Der junge Robin wird in Kanton als Waise von Professor Lovell aufgenommen und nach England gebracht, wo er jahrelang Englisch und andere Sprachen erlernt. Denn 1836 (quasi in einer alternativen Vergangenheit, aber doch mit einigen Parallelen zu unserer) tritt Robin das Studium an der Universität zu Oxford an: Nun gehört er zu den „Bablern“, die am Königlichen Institut für Übersetzung arbeiten und durch die Kunst der Übersetzung Magie auf Silberbarren wirken können, die überall eingesetzt werden. Gleichzeitig beginnen dort auch Ramy, Victoire und Letty ihr Studium in ihren spezialisierten Sprachen. Doch der Ort voller Wissen und Robins ersten Freunden stärkt die Macht des Empire und ist der Motor der Kolonialisierung von Ländern, wie Robins einstmaliger Heimat.
>>Sprache war einfach Unterschied. Eintausend verschiedene Arten, die Welt zu betrachten und sich durch sie zu bewegen. Nein; eintausend Welten innerhalb der einen. Und Übersetzung - das war ein notwendiges, wenn auch vergebliches Unterfangen, sich zwischen diesen Welten zu bewegen.<<, S. 721f

Ich finde die Idee der Autorin richtig gut, die Übersetzung von Büchern und Texten in den Fokus zu rücken. Eine wichtige Disziplin ohne derer wir Menschen uns kaum verstehen könnten und vor allem, viele Bücher, wie dieses, gar nicht konsumieren könnten. R. F. Kuang stellt die Hürden der Übersetzung da, schildert die gemeinsamen Entwicklungen einiger Sprachen und besticht mit viel linguistischem Wissen. Manches davon wird auch durch Fußnoten ergänzt. Auch wenn die sprachwissenschaftlichen Ausführungen in Robins Studium manchmal zäh erscheinen, fand ich die Erklärungen über Sprachen und deren Übersetzung faszinierend. Neben diesem Gebiet spielt durch die Kolonialisierung auch Rassismus und ebenfalls Sexismus eine wichtige Rolle. Durch die vier Student/innen, die Diskriminierung erleben, nehmen diese Themen einen noch größeren Stellenwert als die Silbermagie ein. Dieses Buch ist vielmehr eine alternative Vergangenheit und Tadel an der Kolonialisierung als ein Pageturner im Fantasygenre. Die Geschichte beinhaltet dadurch viele düstere Themen und schafft durch Robins Freundschaft und interessantem Studium in diesem altehrwürdigen Turm Babel eine Balance zwischen Grausamkeit und Wohlfühlen. Etwas, das bald auch Robin zwischen den Stühlen sitzen lässt. Obwohl die Autorin eher das große Ganze im Blick hat und Robins Gefühlswelt mir manchmal zu kurz kam, ist dieses Buch einfach nur gewaltig und R. F. Kuang trifft mit ihren perfekt beschriebenen Worten einfach direkt in die Wunde der Geschichte.
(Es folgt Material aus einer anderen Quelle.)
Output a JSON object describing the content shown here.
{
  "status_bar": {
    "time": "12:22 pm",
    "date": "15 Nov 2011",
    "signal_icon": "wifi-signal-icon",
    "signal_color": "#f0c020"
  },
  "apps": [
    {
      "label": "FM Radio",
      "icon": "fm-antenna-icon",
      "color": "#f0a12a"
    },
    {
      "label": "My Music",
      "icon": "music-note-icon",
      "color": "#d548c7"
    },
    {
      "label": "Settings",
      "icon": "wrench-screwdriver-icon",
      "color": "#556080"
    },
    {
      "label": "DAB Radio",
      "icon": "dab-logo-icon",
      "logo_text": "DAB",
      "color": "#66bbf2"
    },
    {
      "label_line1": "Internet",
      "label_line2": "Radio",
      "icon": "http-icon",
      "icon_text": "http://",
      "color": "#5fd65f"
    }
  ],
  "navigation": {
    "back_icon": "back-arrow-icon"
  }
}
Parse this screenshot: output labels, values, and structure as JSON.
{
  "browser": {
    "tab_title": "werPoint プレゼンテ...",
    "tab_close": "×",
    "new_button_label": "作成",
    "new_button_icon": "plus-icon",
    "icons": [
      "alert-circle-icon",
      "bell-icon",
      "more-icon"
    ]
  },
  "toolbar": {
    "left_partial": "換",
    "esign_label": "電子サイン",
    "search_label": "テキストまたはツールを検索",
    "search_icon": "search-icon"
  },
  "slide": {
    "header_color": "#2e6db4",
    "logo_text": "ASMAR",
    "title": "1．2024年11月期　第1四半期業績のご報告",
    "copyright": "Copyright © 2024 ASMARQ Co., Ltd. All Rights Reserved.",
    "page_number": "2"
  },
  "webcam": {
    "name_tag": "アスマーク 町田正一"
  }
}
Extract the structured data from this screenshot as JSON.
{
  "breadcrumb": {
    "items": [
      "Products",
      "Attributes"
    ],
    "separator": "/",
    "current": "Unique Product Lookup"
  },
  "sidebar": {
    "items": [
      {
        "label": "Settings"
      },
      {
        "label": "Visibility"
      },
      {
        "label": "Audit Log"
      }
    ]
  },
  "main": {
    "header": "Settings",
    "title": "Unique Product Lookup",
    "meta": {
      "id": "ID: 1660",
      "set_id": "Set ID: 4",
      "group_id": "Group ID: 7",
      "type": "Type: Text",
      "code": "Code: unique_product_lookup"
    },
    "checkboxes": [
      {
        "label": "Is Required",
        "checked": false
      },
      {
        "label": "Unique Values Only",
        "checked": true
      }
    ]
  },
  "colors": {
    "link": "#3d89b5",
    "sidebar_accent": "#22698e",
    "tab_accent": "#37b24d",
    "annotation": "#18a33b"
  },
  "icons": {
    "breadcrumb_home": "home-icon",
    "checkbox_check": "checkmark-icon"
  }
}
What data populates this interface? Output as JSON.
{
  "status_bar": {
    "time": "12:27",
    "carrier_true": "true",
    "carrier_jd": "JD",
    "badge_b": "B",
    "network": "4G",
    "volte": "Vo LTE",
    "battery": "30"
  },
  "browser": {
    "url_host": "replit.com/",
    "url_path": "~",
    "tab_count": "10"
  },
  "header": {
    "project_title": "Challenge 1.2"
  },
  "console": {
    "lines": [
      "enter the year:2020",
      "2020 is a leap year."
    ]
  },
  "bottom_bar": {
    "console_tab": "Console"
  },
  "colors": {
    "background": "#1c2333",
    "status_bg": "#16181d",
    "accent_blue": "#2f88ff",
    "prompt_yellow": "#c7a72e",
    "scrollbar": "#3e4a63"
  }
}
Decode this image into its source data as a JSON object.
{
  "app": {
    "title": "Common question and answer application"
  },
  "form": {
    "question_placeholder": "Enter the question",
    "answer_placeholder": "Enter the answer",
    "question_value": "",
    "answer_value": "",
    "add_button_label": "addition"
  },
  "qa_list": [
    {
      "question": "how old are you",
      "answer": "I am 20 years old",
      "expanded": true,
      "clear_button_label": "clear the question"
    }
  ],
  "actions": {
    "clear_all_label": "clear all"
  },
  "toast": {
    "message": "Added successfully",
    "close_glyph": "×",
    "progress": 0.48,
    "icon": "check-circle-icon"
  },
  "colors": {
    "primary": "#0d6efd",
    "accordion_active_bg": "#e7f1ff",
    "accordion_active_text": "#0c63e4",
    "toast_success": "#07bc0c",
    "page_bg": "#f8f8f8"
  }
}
Nach einer eher ruhigen und lehrreichen ersten Hälfte wird die Geschichte im letzten Drittel doch noch sehr spannend und rasant. Hier überschlagen sich fast die Ereignisse und haben mich an die Handlung gefesselt. Das Ende hat mich nicht ganz überzeugt, ist aber realistisch, erschütternd, berührend und vielleicht auch hoffnungsvoll.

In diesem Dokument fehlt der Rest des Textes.